«Il regardera les pentes herbeuses et la rive, mais ne verra personne. Il ne verra pas Raya ni Baby. Ni Dvoyra ni Chaïm l'éventreur. Ni Yoyne ni le photographe avec son Leica. Ni le médecin, ni l'apothicaire ni sa femme. Il ne verra pas ses parents ni son oncle, adjoint au maire. Ni sa cousine Cyla. Ni la petite Rachelka, sa sœur de dix-sept ans. Ni Tauba ni les garçons de l'échoppe du marchand de glaces.
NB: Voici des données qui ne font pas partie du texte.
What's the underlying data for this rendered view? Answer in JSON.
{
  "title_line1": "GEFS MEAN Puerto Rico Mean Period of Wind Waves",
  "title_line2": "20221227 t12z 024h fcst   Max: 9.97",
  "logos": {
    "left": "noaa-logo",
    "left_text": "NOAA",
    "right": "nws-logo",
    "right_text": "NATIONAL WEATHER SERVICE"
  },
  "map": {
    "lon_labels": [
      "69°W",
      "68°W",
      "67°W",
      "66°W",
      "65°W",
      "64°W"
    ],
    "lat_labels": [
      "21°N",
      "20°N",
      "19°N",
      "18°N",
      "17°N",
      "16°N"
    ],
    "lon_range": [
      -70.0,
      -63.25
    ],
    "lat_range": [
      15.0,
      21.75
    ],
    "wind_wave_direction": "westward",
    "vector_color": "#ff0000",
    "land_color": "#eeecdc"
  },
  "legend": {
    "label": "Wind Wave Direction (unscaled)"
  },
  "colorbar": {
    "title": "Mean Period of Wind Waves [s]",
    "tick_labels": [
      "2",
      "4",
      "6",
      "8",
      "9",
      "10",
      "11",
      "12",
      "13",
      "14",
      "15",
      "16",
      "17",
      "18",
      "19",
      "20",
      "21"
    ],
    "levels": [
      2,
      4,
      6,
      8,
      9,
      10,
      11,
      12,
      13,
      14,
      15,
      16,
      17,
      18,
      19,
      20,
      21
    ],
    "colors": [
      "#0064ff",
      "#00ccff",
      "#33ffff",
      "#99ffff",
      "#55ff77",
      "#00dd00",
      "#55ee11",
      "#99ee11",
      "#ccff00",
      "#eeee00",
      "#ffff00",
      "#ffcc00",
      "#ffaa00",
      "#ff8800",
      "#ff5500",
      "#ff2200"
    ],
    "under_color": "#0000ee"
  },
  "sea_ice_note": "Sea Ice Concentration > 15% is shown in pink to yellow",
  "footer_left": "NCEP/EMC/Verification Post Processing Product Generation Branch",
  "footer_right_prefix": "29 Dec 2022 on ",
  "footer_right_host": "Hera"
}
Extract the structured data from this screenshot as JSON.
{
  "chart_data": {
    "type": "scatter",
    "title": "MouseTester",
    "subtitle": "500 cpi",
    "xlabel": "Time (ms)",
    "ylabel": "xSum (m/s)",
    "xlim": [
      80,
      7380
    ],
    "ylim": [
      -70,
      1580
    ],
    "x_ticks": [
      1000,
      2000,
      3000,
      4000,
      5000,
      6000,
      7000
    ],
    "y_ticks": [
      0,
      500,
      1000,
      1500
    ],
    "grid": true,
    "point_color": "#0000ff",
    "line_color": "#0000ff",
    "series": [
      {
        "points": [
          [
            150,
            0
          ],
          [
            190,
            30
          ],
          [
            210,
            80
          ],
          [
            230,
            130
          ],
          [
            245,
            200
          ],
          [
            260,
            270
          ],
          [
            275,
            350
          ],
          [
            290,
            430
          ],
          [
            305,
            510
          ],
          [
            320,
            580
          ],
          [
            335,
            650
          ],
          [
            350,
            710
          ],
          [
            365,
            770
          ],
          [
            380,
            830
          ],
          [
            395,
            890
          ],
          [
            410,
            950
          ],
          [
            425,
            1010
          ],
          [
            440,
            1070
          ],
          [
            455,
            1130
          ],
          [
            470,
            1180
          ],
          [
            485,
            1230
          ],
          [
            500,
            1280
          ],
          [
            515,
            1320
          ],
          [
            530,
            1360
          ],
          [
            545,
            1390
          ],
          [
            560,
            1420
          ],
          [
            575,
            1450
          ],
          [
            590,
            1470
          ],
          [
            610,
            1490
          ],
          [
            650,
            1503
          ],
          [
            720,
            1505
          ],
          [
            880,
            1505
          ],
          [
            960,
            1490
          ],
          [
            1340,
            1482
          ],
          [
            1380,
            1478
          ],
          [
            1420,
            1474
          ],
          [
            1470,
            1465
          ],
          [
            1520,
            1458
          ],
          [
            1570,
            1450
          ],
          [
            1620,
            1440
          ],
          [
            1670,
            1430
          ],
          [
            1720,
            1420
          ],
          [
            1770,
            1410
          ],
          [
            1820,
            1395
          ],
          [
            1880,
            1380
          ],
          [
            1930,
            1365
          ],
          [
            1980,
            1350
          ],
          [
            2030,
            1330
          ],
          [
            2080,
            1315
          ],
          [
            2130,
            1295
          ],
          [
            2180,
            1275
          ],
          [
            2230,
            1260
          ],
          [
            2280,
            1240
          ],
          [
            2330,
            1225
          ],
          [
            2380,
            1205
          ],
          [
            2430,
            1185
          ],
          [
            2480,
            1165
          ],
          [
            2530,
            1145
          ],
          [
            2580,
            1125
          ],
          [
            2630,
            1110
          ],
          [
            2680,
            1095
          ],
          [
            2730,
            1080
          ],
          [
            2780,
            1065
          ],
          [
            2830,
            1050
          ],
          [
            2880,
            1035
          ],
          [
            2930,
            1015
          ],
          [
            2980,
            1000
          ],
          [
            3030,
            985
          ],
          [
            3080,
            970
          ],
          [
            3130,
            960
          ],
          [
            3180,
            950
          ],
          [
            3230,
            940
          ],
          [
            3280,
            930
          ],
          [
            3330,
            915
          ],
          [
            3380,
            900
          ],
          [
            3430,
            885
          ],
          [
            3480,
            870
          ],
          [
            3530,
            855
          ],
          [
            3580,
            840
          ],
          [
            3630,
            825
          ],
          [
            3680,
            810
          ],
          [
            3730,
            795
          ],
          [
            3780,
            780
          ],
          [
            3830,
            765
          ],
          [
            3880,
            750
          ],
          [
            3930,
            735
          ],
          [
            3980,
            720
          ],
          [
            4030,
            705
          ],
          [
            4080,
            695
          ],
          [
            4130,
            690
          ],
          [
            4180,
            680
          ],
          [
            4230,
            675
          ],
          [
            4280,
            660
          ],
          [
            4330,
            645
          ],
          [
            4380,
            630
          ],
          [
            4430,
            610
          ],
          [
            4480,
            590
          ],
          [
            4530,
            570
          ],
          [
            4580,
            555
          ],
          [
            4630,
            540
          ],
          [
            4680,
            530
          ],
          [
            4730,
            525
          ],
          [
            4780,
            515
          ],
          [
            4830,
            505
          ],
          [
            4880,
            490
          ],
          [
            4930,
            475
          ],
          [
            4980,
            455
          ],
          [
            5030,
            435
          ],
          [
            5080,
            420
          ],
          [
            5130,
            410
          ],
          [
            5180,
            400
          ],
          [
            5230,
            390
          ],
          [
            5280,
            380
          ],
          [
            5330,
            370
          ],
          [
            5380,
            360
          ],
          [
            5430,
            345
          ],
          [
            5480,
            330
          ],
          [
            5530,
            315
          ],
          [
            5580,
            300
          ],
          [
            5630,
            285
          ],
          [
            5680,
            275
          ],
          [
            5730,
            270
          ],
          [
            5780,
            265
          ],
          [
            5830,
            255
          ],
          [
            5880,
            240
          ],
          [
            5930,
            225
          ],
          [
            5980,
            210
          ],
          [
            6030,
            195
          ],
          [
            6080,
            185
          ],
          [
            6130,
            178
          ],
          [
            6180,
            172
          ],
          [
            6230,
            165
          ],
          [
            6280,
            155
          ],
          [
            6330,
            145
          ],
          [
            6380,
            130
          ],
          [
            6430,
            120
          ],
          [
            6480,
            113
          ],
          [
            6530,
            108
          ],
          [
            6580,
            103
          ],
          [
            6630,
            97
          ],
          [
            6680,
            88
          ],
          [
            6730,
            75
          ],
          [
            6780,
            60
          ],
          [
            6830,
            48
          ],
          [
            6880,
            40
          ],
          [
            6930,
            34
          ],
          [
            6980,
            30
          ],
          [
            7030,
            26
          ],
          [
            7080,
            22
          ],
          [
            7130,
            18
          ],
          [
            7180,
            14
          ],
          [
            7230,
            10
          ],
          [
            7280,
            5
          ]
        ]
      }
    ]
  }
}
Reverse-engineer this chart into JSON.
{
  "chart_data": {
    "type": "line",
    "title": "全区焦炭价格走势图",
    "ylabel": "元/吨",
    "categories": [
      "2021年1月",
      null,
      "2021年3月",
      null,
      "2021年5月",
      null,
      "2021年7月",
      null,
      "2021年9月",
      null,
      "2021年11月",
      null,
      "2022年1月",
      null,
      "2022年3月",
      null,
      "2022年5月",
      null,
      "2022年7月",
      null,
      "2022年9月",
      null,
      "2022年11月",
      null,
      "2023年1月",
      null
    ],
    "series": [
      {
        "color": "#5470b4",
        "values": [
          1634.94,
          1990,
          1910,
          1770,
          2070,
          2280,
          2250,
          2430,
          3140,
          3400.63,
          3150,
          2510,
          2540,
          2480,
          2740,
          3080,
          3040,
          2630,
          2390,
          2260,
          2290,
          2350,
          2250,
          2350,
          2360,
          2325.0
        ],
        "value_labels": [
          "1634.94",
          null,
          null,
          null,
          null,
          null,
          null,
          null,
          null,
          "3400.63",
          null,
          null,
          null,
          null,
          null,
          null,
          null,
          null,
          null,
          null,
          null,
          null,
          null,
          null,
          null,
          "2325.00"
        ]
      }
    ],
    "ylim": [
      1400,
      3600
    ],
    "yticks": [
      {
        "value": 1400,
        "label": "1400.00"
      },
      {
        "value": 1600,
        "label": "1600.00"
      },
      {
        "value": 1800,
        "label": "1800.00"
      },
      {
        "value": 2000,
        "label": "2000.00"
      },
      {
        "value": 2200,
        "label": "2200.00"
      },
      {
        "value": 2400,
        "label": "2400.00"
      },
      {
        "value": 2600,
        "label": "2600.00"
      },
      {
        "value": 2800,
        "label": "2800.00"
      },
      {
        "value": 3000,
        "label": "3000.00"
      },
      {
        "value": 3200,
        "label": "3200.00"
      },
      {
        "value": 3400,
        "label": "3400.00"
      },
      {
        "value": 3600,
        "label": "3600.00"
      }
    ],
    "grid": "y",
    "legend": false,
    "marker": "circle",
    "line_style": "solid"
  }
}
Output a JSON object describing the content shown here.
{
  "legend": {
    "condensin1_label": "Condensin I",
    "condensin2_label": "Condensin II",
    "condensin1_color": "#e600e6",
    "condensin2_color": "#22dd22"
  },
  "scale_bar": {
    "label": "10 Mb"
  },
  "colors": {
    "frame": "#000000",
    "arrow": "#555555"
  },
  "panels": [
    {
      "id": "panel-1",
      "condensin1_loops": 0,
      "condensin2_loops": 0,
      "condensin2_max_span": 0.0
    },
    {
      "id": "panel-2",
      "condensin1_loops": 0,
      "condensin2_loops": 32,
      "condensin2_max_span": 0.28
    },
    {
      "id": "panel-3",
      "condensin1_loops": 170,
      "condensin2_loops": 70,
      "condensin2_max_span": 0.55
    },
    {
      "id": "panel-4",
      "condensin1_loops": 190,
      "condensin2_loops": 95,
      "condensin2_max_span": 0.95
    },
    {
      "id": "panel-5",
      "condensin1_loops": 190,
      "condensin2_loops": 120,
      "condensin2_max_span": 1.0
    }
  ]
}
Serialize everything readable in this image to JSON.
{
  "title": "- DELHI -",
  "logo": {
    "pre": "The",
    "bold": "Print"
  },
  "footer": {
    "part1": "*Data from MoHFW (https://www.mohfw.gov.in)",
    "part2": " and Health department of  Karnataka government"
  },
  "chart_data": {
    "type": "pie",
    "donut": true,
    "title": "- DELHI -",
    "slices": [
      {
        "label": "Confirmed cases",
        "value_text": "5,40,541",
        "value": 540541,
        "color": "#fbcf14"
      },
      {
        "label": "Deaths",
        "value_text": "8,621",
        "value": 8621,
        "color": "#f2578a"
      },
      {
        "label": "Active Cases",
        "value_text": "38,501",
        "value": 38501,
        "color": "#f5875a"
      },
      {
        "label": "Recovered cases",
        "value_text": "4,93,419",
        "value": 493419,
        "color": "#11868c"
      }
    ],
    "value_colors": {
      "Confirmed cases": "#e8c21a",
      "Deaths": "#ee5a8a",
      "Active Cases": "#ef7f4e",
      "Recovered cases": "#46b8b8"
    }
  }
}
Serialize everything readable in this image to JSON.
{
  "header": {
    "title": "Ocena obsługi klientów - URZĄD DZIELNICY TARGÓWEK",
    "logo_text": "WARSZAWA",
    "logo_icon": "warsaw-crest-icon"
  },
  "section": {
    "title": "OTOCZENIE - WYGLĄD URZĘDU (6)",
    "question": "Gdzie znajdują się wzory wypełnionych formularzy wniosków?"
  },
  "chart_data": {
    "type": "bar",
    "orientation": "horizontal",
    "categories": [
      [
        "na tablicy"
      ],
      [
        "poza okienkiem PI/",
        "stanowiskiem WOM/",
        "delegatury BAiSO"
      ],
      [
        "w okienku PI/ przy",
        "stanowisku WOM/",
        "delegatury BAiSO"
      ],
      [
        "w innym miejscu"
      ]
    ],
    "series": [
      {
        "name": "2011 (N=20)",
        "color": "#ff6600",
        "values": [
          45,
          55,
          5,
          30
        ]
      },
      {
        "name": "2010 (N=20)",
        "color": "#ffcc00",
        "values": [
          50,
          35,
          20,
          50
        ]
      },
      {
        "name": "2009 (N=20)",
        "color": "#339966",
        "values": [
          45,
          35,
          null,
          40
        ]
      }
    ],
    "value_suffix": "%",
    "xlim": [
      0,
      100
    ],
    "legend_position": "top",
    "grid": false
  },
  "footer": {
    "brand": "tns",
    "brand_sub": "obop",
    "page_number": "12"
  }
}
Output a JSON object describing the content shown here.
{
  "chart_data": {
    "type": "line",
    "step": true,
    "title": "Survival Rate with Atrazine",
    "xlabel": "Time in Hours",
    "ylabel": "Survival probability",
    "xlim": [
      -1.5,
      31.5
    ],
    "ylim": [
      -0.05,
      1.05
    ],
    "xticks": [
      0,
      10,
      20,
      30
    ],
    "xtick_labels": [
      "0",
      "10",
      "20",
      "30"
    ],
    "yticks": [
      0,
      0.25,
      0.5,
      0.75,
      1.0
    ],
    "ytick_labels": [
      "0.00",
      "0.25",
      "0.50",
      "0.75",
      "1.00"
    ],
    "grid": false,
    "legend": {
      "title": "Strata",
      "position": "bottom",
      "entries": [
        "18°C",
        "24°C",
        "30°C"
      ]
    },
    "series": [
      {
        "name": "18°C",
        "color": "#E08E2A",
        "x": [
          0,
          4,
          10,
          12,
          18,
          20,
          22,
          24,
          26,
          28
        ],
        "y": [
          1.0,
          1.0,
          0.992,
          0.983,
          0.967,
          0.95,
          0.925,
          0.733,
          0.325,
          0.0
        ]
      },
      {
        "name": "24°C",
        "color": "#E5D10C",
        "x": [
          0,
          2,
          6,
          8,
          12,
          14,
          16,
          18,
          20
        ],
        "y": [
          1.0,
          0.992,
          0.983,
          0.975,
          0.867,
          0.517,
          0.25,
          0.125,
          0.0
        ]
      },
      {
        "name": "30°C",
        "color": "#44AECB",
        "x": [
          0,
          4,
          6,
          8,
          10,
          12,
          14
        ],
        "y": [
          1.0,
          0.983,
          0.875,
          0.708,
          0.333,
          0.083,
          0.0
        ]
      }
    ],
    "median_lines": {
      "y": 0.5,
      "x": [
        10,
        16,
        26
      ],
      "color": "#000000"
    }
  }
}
Il saura où ils se trouvent. A Piatydnie, aux abords de la route d'Uscilug.
Tous.
Dans la fosse commune, dans la forêt de pins, près des noisetiers. A l'endroit d'où, chaque automne, ils apportaient à la grand-mère Haya des paniers entiers remplis de noisettes.
Tous.
Il restera toutefois assis le regard fixé sur l'autre rive. Ce n'est qu'à la nuit tombante qu'il retournera à la gare. Il s'assoupira dans le train et entendra alors la voix qui apparaîtra dans ses rêves durant le reste de sa vie :
- Il ne faut pas y aller. Là-bas, il n'y a plus de rivière.»